A: People make fun of Pat Buchanan saying we ought to build a wall -- I mean, the main crossing area between Mexico and the United States is only like 50 miles. This says nothing about how great or small immigration is. I'm all for immigration, although I do think we ought to go a little bit more for people who are seeking freedom and not people who are seeking handouts. We are a buyer's market, and it just seems to me we ought to have control. But that is not an anti-immigrant statement.

Q: I have supported something very unpopular among some conservatives. I think this idea of some kind of work-permit program makes sense. At least then you have some kind of method of keeping track of them.

A: Oh sure. I have no problem with that. You are talking about the sort of people who are coming here to work, to get jobs -- the sort of thing we want people here for. I have no problem with that.

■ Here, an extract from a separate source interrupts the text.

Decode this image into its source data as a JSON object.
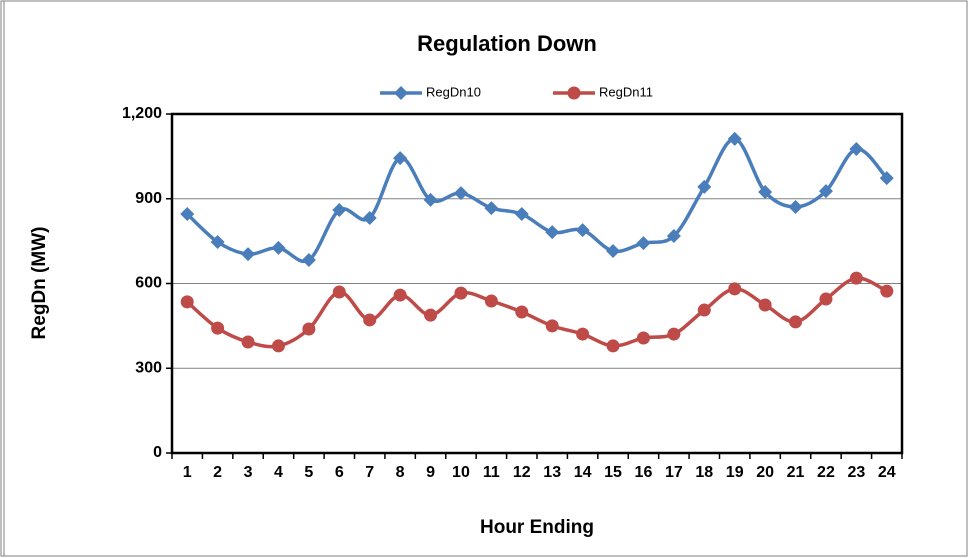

I'm just saying at whatever level the immigration level is set at is unrelated to whether or not we should enforce what that level is. This really is a typical liberal approach to something, where there are no adults in charge. There are just randomly open borders and amnesty for anyone who has broken the law and comes across. It's just something you ought to have control over. This is the nature of the country. This is the character of the people who are voting and are going to form this country for the rest of its existence. That is what is so great about this country, and I am a fan of bringing immigrants in. I just want the ones who are here looking for freedom and not a handout or an easy murder to commit.

Q: The inimitable frustration right now is -- and you can't pin down the number because they are here illegally -- they are undocumented. Is it 3 million? Is it 8 million? Is it 11 million? It is too many, however many it is. At least with a worker-permit program, although you won't get them all, you are going to get another bunch that at least you can track and kinda-sorta know where they are.

A: Yes. I don't think that is the typical illegal immigrant.

Q: Did you see what some of these "coyotes" (the guys that smuggle illegals into the country) are getting for schlepping in these terrorists?

A: No.

Q: Thirty-six grand a pop. So if they have a decision of whether to take a van full of migrant workers or a handful of these guys ... guess what they’ll do?

A: Right. And as a general matter, people who are on a suicide mission funded by millions of dollars of oil money from terrorists -- they have the money to spend and it's going to be hard to stop them at all. But the idea that we have absolutely no control over our borders is abominable.